When Arne Glimcher says, “I have a lot of self-confidence,” it’s impossible to dispute the assertion. After all, he founded Pace Gallery, an art-world power-house that was launched in 1960, when he was an undergraduate student at Massachusetts College of Art, and directed the blockbuster 1992 movie The Mambo Kings without any previous experience. “I believe in my eye, and I always have—maybe too much,” he adds with a laugh. “If you don’t know what you’re doing by the time you’re 80, I don’t know what you’re doing. I’m not a kid.”
Glimcher, at 82, is definitely no kid, but his inspiring personal conviction is allied to a childlike sense of wonder. It’s a formidable combination, one that has led the cultural grandee to cultivate one of the country’s most admired private gardens at his weekend house in East Hampton, Long Island. “I don’t know what I’m doing,” the native Minnesotan recalls once admitting to the sculptor Isamu Noguchi, a friend and client who had created more than a few important landscapes over his career. “Oh, yes, you do,” Noguchi insisted, adding, “It’s original, so just keep doing it.” That comment, Glimcher says, “gave me a lot of courage.”
The result is a dense, mysterious, and space-confounding landscape that Glimcher’s wife, Milly, an art historian, has colorfully called “ten acres of garden on five acres of land.” Adds the dealer, “It does seem larger than it is, with the multiple gardens and the routes that go through them. It’s full of surprises.” Paths meander, disappear, and reemerge, plunging visitors into a largely green environment in which they become momentarily lost as one section ends and another begins, like a botanical version of an M. C. Escher sketch. (Not one of Pace’s stable of artists, by the way.) Rising from the greenery are 19 modern and contemporary sculptures by some of the talents that Glimcher represents and which, for him, are as much aide-mémoire as visual punctuation.
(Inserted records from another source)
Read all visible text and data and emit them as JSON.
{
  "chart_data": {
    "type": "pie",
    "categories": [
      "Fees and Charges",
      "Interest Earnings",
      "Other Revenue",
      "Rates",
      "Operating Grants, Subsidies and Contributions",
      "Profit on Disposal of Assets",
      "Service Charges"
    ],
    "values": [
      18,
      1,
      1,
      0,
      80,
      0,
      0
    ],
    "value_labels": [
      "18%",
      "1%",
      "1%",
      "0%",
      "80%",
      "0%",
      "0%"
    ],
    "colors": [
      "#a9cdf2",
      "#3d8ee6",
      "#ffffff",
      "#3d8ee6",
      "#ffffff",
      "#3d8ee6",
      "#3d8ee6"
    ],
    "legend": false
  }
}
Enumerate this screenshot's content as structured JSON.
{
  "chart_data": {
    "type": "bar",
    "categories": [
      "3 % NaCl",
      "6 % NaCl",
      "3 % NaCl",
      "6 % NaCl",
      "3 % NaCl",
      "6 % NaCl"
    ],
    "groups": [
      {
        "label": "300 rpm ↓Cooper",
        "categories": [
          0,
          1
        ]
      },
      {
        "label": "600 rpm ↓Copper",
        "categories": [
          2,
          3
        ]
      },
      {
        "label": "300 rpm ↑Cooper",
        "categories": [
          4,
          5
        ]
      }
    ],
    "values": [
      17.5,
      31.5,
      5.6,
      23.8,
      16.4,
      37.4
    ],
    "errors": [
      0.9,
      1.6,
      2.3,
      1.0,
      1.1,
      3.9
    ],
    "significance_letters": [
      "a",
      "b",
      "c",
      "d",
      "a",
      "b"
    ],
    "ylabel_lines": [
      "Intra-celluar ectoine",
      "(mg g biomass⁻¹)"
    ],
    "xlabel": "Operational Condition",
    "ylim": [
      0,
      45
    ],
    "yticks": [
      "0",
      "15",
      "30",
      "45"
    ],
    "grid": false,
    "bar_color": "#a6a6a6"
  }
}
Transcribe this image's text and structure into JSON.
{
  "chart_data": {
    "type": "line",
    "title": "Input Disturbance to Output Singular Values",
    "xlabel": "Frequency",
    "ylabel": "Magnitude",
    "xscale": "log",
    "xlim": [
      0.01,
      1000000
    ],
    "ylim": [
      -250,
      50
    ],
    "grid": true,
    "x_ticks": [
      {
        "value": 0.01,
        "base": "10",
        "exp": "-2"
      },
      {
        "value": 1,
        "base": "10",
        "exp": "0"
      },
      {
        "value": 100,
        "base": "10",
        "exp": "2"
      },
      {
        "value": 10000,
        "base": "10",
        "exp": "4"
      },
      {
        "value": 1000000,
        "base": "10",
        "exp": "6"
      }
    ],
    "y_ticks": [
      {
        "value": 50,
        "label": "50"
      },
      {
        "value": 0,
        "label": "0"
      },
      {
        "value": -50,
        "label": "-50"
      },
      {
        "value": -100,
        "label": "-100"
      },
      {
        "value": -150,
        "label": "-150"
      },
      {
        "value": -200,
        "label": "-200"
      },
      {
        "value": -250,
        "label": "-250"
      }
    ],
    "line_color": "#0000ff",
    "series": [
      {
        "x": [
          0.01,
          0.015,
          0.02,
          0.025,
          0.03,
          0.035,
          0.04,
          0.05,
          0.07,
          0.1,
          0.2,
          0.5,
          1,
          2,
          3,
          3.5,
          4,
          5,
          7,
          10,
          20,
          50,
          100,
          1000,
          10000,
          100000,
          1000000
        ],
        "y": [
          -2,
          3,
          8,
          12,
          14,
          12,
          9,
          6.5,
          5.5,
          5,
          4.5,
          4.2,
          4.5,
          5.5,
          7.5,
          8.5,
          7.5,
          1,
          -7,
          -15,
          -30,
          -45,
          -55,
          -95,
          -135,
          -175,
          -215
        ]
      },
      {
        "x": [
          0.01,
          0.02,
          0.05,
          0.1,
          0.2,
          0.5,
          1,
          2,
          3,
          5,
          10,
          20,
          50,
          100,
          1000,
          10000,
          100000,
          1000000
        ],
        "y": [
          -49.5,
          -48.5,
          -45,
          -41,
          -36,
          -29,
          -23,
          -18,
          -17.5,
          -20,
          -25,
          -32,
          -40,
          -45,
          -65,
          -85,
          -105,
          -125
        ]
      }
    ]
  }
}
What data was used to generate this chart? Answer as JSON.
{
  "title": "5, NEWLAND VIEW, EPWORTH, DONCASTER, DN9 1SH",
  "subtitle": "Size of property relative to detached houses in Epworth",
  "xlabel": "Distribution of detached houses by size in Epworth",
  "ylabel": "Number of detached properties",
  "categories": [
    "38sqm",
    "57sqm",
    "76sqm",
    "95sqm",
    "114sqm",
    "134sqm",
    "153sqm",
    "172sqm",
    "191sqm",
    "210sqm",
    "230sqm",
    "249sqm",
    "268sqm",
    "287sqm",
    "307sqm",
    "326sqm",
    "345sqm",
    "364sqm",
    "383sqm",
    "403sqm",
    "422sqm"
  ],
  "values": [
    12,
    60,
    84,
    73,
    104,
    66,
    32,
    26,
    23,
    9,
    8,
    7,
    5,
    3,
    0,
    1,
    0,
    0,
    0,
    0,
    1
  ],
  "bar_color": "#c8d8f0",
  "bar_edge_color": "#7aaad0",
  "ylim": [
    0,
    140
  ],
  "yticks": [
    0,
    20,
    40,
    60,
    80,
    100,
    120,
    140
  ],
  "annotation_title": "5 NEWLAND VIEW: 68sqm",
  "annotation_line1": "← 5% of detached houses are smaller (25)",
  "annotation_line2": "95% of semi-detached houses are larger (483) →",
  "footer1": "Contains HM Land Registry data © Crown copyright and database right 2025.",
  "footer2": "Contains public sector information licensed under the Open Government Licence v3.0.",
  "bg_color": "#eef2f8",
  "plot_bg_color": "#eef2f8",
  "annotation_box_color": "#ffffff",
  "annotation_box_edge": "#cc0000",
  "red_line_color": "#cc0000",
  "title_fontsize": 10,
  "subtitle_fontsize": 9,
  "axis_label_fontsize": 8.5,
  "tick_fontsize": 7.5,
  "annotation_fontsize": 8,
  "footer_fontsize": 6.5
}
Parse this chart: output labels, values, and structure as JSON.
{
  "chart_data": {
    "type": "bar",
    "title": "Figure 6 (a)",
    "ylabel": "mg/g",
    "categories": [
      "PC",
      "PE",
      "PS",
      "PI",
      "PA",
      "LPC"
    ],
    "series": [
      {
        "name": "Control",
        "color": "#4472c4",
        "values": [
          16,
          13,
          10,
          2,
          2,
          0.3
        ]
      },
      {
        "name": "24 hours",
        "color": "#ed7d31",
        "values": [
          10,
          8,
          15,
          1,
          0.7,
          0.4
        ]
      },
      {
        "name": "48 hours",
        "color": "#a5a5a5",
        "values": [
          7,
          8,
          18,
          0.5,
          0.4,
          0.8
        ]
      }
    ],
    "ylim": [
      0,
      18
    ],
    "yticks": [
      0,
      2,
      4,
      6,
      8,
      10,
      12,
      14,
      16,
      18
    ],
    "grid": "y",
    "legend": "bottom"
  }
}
A lacy Louise Nevelson stands before a bank of junipers, a curvaceous Alexander Calder crouches beside the swimming pool, verdigris bronze boulders by Noguchi emerge from an emerald-green lawn, and a fantastical Jean Dubuffet folly—imagine a bubble-like garden house made of white polyurethane that has been boldly accented with abstract black lines, inside and out—beckons before a leafy copse.
“My first objective was to have some sculptures,” Glimcher explains, “but not until the garden was working the way I wanted it to.” Back in the early 1980s, though, the couple’s new glass-and-stone house, designed for them by brutalist architect Ulrich Franzen, was surrounded by nothing. “Just scrub and marsh,” the dealer says. “I didn’t really want to buy this piece of land, but my wife convinced me that we could do something wonderful.” Gardening was neither spouse’s forte, so they hired a prominent, purposely unnamed talent who installed a berm to camouflage the house from the road and then forested it with black pine trees that promptly succumbed to an infestation of beetles.